Benefits of BS-VI norms over BS-IV norms

  • According to the Centre for Science & Environment study, air pollution takes 10,000-30,000 lives in Delhi alone every year. Early migration to BS-VI fuels in the National Capital of Delhi and the whole country will help in saving thousands of precious lives by bringing down vehicular pollution significantly.
  • A study by System of Air Quality and Weather Forecasting And Research (SAFAR) under the Ministry of Earth Sciences showed that the Transport sector contributes around 41% of the pollution in Delhi. Cleaner fuel is one of the ways to combat air pollution.
  • In BS-VI fuel, will bring down the concentration of sulfur by 80%, i.e. from the 50 parts per million to 10 parts per million.
  • BS-VI fuel is expected to reduce the NOx (nitrogen oxides) emissions from diesel cars by 70% and from petrol cars by 25%
  • OBD (onboard diagnostics) will become mandatory for every vehicle and it will help monitor the pollution caused by the vehicle in real-time.
  • RDE (Real Driving Emission) will be introduced for the first time that will measure the emission in real-world conditions and not just under test conditions.
  • BS-VI norms will also change the way particulate matter is measured. It will now be measured by number standard instead of mass standard thereby, regulating the fine particulate matter as well.

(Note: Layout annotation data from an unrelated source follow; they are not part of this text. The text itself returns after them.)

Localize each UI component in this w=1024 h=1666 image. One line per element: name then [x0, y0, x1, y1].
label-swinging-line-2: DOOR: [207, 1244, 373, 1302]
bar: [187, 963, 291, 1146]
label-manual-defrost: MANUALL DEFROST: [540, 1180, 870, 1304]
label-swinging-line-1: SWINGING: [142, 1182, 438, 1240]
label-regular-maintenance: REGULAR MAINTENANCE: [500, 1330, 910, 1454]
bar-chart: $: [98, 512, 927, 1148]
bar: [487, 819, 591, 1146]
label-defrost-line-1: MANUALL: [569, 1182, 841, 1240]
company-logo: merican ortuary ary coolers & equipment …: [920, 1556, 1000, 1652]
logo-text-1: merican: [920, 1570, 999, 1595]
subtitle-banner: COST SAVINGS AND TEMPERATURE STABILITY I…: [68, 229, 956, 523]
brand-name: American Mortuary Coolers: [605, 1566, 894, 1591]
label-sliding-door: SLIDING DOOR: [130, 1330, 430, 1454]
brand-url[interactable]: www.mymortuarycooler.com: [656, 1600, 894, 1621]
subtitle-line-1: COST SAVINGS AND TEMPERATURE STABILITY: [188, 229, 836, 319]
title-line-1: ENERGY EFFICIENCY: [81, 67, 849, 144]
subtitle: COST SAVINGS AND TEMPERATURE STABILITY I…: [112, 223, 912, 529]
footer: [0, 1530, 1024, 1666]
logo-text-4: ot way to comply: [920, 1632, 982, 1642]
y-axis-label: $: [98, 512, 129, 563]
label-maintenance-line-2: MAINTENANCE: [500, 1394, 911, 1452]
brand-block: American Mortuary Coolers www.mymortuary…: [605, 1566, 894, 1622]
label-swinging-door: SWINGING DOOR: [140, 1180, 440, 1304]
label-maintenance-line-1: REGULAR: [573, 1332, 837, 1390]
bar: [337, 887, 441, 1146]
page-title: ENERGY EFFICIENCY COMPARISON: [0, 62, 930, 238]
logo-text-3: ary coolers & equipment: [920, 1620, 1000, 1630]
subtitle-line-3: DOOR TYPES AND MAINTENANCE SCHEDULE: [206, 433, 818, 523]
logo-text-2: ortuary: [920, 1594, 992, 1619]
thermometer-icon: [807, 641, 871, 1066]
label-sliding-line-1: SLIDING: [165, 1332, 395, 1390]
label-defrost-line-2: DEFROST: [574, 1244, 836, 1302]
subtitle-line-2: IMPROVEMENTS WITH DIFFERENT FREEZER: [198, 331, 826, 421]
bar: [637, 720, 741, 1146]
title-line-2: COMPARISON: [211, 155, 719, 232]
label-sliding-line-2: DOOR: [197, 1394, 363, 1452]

  • Stressed Industry: Automotive industries are already under pressure due to a decrease in the sale. With the introduction of BS-VI norms along with strict safety, norms will lead to an increase in the cost of vehicles by ₹10,000 - 20,000. Since India is a cost-sensitive economy, it might further pressurize the automotive industries.
  • Technological Challenges: The capacity of the automotive industries to equip their vehicles with the necessary technology will be tested.
  • Low Incentive for the Buyer:
    • There is no improvement in fuel efficiency in the case of BS-VI vehicles, which was the selling pitch in the case of BS-IV vehicles.
    • Cost of maintenance of BS-VI vehicles is higher than the BS-IV vehicles.
  • Availability of the Fuel: To ensure the availability of BS-VI fuel at all places by the due time will be another problem faced by the Oil Marketing Companies. For example, during the implementation of BS-IV fuel, some region like Northeast and Kerala were left out.
  • Skill Development: Skill development of technicians, service centres and maintenance workshops which form the bulk of transport industries.
  • Low Transparency: Transparency in fuel production and its transportation is absent.
  • Logistics Issues: Earlier, the implementation of BS-II, BS-III, and BS-IV fuel and vehicles were done in a phased manner. But this time, BS-VI will be implemented in the whole country at the same time which might lead to logistics issues.
  • Implementation: Issues with the implementation of safety and insurance norms along with BS-VI norms in commercial vehicles.

Way Forward

  • Awareness Generation:
    • Oil marketing companies, automotive companies, and respective ministries should educate the users and maintenance companies through workshops about the BS-VI technologies and how it is different from the BS-IV.
    • Educating the people to avoid the misconception about the new fuel and vehicles.
  • Communication:
    • Better communication between the Government, the Oil marketing companies and the Automotive companies will ensure the proper implementation of the policy.
    • The proper business ecosystem including financing of vehicles should be made easy by increasing the tenure and thereby reducing the EMI.
  • Road-map: The government should present a long-term plan for fuel to be used in the future. Whether India's transport sector will be fuel-based or electricity-based inter alia so that investors can make decisions on their long term capital investment.
  • Including Petroleum in GST: The overall cost of the vehicle and the fuel must be streamlined by including petroleum in Good and Service Tax. Effective GST must be rolled back to ease the burden of the depressed automobile sector.

Bharat Stage VI is an emission standard that will bring much-needed changes in the Indian automobile industry in terms of pollutant emissions. With this emission norm coming into effect, India will come at par with the US, European countries and other advanced automotive markets across the globe.